A Comissão de Valores Mobiliários dos Estados Unidos (SEC, na sigla em inglês) deu sinal verde para a Nasdaq negociar determinados ativos em formato tokenizado – ou seja, como tokens em blockchain, a tecnologia por trás das criptomoedas.
No início, os ativos elegíveis incluem ações do índice Russell 1000 – que reúne as mil maiores empresas listadas no país -, além de alguns ETFs (fundos negociados em bolsa) que acompanham o S&P 500 e outros índices.
Na prática, os produtos tokenizados serão negociados no mesmo livro de ofertas que os títulos tradicionais e terão o mesmo preço e os mesmos direitos (como dividendos e voto).
O pedido havia sido apresentado em setembro do ano passado e faz parte de um movimento de players do mercado acionário tradicional em direção ao ecossistema cripto – que permite liquidações mais rápidas e negociações 24 horas por dia, sete dias por semana.
Em janeiro, por exemplo, a Bolsa de Nova York (NYSE) anunciou que está desenvolvendo uma plataforma para negociação e liquidação de ações e outros valores mobiliários tokenizados. Na época, a empresa afirmou que iria buscar as aprovações regulatórias necessárias para tirar o projeto do papel.

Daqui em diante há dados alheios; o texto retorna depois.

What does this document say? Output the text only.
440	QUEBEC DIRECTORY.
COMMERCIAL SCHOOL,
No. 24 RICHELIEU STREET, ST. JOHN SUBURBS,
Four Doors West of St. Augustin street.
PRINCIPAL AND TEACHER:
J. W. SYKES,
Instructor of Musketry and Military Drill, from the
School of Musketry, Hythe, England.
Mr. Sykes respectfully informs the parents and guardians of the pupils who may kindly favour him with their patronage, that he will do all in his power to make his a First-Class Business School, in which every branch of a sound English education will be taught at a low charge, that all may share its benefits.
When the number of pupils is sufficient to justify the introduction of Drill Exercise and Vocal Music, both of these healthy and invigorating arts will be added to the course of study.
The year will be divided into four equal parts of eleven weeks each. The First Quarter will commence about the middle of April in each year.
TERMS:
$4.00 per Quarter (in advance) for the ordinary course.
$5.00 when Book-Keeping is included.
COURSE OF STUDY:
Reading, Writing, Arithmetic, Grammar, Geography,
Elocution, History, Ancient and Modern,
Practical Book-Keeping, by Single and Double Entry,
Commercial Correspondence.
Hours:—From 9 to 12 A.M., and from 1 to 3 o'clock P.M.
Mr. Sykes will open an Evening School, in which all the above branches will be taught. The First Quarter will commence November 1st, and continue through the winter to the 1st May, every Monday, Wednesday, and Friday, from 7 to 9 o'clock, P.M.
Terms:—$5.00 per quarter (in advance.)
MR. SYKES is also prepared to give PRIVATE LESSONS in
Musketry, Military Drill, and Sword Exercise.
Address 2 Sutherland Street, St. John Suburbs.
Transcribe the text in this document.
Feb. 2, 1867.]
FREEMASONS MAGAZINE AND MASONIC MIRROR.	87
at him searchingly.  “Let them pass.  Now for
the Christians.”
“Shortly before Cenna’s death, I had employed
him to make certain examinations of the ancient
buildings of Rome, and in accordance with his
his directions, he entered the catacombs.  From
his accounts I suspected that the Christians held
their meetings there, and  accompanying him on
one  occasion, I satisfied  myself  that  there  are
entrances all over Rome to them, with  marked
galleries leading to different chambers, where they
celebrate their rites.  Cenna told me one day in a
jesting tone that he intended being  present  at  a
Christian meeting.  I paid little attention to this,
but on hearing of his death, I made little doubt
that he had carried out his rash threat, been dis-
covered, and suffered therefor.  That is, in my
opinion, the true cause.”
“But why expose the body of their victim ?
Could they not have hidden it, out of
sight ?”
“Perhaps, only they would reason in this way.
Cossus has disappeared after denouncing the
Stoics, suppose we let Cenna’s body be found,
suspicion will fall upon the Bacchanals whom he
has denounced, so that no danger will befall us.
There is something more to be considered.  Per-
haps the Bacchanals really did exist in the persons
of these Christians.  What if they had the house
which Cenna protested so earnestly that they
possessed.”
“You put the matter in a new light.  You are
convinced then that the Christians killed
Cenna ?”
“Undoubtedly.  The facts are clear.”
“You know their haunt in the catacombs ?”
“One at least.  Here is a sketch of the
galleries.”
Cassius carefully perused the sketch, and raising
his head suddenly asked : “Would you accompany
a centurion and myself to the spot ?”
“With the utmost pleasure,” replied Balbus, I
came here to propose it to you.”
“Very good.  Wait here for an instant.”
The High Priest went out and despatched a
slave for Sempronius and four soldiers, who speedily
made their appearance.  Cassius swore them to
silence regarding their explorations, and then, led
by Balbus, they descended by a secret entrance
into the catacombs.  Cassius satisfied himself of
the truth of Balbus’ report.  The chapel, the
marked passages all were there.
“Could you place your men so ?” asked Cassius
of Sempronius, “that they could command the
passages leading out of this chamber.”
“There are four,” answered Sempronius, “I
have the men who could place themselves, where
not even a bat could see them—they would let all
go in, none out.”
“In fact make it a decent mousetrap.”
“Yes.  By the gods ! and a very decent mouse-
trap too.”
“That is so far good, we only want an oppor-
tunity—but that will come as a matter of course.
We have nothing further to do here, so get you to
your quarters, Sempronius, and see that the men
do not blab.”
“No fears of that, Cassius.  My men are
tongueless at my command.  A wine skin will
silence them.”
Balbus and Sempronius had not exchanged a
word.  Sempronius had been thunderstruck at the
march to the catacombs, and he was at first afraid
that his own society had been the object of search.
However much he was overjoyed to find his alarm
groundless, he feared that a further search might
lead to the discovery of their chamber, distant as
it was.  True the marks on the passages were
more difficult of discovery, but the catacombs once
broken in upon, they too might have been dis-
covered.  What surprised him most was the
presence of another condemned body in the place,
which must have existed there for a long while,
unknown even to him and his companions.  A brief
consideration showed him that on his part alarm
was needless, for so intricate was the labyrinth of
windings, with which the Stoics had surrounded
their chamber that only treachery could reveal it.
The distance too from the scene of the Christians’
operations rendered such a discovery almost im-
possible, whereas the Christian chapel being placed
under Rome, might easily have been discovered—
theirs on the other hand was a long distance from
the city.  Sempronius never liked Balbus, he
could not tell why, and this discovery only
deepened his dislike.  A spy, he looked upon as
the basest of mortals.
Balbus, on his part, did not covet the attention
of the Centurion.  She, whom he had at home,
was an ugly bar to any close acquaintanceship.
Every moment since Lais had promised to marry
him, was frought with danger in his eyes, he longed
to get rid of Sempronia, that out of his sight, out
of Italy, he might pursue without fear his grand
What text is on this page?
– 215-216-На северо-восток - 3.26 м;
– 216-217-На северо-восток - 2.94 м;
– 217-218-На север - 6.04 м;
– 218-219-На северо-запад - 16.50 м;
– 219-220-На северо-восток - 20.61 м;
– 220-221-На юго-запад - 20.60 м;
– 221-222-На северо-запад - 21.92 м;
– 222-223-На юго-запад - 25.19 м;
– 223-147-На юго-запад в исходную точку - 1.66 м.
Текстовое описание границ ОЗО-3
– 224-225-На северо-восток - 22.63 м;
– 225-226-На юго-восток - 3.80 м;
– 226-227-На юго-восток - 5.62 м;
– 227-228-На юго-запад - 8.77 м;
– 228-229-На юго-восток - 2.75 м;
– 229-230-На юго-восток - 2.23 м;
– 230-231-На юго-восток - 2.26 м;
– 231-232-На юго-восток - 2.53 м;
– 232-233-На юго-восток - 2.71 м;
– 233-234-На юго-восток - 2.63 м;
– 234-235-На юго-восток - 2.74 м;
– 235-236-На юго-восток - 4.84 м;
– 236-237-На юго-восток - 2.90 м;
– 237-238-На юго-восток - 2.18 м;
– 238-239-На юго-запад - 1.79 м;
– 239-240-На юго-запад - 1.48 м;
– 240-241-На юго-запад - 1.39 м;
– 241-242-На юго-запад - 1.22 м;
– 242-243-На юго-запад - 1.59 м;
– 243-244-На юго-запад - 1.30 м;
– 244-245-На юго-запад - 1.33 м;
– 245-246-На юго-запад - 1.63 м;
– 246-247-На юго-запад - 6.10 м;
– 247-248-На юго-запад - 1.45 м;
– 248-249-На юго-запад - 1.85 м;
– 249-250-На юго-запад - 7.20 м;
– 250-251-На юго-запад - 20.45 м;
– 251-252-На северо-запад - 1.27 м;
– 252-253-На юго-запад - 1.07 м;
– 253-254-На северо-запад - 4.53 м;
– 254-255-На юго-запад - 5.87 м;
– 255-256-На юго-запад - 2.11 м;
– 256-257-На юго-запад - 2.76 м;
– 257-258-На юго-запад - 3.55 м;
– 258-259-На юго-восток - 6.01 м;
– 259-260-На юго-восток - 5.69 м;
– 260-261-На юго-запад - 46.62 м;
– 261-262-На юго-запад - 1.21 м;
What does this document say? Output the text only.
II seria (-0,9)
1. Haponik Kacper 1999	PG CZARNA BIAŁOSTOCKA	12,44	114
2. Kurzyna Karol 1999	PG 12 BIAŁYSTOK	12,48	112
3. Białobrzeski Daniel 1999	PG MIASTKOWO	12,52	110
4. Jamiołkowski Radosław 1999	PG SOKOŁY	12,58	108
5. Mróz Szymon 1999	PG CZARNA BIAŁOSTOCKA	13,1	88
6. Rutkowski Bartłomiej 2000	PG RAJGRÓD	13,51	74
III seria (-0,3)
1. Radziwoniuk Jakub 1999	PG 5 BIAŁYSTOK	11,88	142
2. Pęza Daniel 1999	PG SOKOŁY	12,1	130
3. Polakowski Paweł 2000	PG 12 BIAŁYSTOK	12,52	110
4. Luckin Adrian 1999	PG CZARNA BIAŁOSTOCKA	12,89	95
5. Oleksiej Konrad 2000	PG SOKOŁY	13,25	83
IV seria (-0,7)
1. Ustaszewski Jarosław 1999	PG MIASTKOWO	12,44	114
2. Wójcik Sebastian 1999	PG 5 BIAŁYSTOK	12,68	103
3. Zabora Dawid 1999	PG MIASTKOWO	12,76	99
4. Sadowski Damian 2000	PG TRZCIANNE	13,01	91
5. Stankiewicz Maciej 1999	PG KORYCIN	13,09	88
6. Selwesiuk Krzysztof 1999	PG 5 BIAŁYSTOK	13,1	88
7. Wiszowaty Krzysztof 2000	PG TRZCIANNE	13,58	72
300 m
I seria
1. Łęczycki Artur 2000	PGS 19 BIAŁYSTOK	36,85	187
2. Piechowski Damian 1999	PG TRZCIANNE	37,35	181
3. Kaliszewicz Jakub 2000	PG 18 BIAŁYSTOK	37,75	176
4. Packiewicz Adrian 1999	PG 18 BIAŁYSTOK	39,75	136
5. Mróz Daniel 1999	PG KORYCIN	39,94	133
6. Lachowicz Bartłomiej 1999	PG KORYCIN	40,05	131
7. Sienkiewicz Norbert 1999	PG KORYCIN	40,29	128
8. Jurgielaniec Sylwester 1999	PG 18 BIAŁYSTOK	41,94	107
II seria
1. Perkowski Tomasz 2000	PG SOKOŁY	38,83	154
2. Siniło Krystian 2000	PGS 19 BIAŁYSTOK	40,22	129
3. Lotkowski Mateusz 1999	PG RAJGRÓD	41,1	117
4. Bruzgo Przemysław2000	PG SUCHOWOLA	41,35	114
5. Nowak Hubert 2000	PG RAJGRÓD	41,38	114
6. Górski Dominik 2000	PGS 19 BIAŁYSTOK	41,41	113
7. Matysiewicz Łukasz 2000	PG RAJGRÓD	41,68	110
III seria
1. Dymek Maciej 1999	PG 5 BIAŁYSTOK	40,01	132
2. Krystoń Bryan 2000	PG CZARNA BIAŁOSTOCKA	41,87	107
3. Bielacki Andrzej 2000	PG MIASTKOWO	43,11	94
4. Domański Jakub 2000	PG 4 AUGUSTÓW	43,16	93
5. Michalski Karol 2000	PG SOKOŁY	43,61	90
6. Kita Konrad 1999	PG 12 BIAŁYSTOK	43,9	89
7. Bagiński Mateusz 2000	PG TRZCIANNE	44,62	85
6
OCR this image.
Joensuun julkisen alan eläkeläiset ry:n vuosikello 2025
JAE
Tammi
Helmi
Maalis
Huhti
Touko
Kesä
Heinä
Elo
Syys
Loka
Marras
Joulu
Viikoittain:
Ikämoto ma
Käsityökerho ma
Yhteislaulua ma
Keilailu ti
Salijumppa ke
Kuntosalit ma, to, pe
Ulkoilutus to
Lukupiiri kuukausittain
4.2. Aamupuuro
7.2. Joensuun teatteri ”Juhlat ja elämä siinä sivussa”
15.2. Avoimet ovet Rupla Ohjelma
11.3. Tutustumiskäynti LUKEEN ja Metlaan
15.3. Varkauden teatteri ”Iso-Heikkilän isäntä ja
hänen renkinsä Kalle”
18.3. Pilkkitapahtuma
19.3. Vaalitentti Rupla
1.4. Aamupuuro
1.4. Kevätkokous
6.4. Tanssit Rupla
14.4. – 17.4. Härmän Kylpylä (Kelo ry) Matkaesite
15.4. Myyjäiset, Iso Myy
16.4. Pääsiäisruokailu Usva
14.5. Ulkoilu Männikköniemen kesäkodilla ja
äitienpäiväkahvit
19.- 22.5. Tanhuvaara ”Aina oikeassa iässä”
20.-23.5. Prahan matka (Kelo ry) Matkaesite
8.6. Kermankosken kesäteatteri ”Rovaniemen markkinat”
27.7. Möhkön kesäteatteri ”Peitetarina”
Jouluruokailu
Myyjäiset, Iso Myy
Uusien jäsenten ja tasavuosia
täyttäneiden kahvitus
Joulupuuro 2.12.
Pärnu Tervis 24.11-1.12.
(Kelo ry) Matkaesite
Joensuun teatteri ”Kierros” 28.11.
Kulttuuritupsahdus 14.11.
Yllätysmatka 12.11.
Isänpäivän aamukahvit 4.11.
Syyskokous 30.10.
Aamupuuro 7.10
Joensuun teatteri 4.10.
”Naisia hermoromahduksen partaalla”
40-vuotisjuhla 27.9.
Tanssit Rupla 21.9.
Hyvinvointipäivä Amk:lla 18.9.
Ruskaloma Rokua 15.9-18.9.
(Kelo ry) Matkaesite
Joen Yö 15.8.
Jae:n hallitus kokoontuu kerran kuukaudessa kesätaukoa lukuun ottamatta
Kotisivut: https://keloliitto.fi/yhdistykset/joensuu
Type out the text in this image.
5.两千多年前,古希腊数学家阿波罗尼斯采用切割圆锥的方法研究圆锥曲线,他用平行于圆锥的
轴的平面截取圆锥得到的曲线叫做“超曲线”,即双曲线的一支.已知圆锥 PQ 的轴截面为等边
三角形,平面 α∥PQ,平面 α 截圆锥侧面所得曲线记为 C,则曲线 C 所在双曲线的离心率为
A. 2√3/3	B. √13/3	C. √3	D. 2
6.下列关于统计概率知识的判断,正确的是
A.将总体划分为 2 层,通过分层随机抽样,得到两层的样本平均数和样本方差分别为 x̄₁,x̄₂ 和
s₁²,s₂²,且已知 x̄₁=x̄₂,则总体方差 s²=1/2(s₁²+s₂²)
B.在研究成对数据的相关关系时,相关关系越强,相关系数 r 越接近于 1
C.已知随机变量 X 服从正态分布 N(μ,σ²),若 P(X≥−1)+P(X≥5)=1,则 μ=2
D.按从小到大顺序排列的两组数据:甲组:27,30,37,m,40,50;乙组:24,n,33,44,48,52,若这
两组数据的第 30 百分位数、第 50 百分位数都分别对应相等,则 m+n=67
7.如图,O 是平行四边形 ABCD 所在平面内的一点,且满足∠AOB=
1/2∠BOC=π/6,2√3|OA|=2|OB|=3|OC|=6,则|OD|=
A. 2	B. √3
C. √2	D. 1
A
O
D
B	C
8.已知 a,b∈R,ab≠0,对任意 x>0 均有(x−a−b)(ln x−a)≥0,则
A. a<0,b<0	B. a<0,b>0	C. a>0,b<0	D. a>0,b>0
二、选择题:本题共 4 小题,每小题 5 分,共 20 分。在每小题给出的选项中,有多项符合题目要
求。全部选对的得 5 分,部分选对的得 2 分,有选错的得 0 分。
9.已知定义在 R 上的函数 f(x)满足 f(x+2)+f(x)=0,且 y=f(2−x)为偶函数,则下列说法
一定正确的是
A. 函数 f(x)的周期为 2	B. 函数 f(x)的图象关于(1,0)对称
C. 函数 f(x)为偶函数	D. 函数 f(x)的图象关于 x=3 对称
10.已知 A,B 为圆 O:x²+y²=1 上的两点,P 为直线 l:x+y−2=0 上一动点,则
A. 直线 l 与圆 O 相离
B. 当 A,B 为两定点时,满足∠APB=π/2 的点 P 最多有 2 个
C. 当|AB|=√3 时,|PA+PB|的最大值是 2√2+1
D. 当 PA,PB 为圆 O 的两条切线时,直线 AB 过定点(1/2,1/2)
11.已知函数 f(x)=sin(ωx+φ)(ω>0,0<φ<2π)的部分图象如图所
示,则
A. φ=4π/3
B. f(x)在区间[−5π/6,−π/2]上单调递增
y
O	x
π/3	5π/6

O movimento também avança no Brasil. No fim do ano passado, a B3 anunciou que está trabalhando em uma plataforma de tokenização e pretende lançar uma stablecoin lastreada em reais (ou seja, com paridade com a moeda brasileira) já no primeiro semestre deste ano.
A Anbima também lançou um projeto-piloto de tokenização – com inscrições abertas até 27 de março – para que instituições financeiras testem, em um ambiente simulado e supervisionado, as etapas do ciclo de vida de debêntures e fundos de investimento.
Veja as cotações das principais criptomoedas às 9h25.
Bitcoin (BTC): -4,30%, US$ 69.821,62
Ethereum (ETH): -4,47%, US$ 2.159,22
XRP (XRP): -2,07%, US$ 1,45
BNB (BNB): -3,02%, US$ 642,70
Solana (SOL): -2,81%, US$ 89,17
Outros destaques do mercado cripto
Regulação cripto volta ao centro do debate. No Merge, evento cripto que acontece em São Paulo, a regulação de stablecoins voltou ao centro das discussões. Um representante do Banco Central afirmou que um dos maiores desafios é a pressão externa e a necessidade de coordenação entre diferentes grupos e interesses. Do outro lado, players do setor criticaram as regras do órgão, apontando falta de proporcionalidade.
FTX vai devolver R$ 11 bilhões. A massa falida da FTX, que quebrou em 2022 e deixou milhares de investidores no prejuízo, vai pagar, no dia 31 deste mês, cerca de US$ 2,2 bilhões (R$ 11 bilhões) a clientes prejudicados. Esse será o quarto repasse desde a aprovação do plano de recuperação, no fim de 2024. Até aqui, cerca de US$ 6 bilhões (R$ 31 bilhões) já voltaram para as mãos dos credores.
Exchange pisa no freio do IPO. A exchange cripto Kraken, sediada nos EUA, decidiu segurar seus planos de abertura de capital. Motivo? O mercado não está nada favorável. A queda recente do mercado cripto esfriou valuations (quanto as empresas valem, na visão do mercado) e o apetite dos investidores. Apesar da pisada no freio, a companhia não abandonou a ideia de listar ações.